Guide to Further Reading
Published online by Cambridge University Press: 26 May 2022
Summary
(Full publication details of the works mentioned in this section can be found in the bibliography.)
A figure as significant and fascinating as Lope Félix de Vega Carpio has predictably attracted the attention of numerous admirers over the centuries, with centenaries of his birth and death in particular leading to voluminous reassessments of his biography and the nature of his poetic genius. Nevertheless, one cannot help but be surprised at the number of obvious gaps in the scholarship and literature on his life and works. For the scholar the most egregious lack is of good critical editions of his oeuvre. Non-canonical plays often still have to be read in the nineteenth-century editions of Hartzenbusch and Menéndez y Pelayo, or the thirteen volumes of Cotarelo published between 1916 and 1930. However, the future in this respect looks brighter as the excellent and handsomely produced editions of the ProLope group at the Autónoma in Barcelona, which follow the order of the Partes, gradually remedy this problem. More popular editions, for example of plays such as La viuda valenciana, edited by Teresa Ferrer (Castalia) and the four Novelas a Marcia Leonarda, edited by Antonio Carreño, (Cátedra), are also helping to make Lope's works more readily available. And academic presses, such as Edition Reichenberger and Iberoamericana/Vervuert are also publishing high-quality editions, bibliographies and scholarly studies. The former has produced several editions over the past two decades of lesser-known Lope plays such as La quinta de Florencia, by Debra Collins Ames, as well as important bibliographical works by Marco Presotto and Maria Grazia Profeti, and the latter, Lope's epic poem, La hermosura de Angélica by Marcella Trambaioli, as well as the Rimas sacras, edited by Carreño and Sánchez Jiménez. Good, available scholarly editions of Lope's works will continue to underpin reassessments of his prose, poetry, drama, and indeed his biography.

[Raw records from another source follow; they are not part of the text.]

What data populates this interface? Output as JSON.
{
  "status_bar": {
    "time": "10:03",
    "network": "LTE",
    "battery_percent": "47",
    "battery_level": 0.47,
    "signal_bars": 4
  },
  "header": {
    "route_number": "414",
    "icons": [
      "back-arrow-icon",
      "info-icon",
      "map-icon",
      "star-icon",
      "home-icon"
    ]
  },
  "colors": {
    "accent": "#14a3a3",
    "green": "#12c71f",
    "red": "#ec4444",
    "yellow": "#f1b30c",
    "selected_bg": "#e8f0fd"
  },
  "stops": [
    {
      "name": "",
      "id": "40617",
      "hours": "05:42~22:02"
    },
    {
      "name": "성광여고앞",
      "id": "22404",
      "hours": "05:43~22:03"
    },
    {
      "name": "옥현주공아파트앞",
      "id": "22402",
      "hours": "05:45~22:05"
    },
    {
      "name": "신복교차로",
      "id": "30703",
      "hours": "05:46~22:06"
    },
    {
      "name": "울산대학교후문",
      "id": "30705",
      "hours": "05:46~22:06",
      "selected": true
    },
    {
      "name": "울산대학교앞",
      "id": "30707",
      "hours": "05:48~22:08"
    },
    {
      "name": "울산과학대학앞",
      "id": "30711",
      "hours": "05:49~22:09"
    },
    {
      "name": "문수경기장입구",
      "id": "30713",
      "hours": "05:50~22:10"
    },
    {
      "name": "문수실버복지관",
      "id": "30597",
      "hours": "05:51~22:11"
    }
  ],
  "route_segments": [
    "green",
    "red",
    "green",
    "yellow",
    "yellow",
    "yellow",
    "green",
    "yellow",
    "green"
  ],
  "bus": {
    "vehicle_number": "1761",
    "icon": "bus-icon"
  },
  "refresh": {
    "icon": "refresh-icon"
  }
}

The best brief introduction to Lope de Vega's life and works in English is Victor Dixon's chapter in The Cambridge History of Spanish Literature (ed. David T. Gies). A fine longer study in Spanish with the same scope is Felipe B. Pedraza Jinénez's Lope de Vega. This is more up-to-date than Francis C. Hayes's Lope de Vega, in the Twayne's World Author Series, although the latter volume is still useful for English-speaking readers.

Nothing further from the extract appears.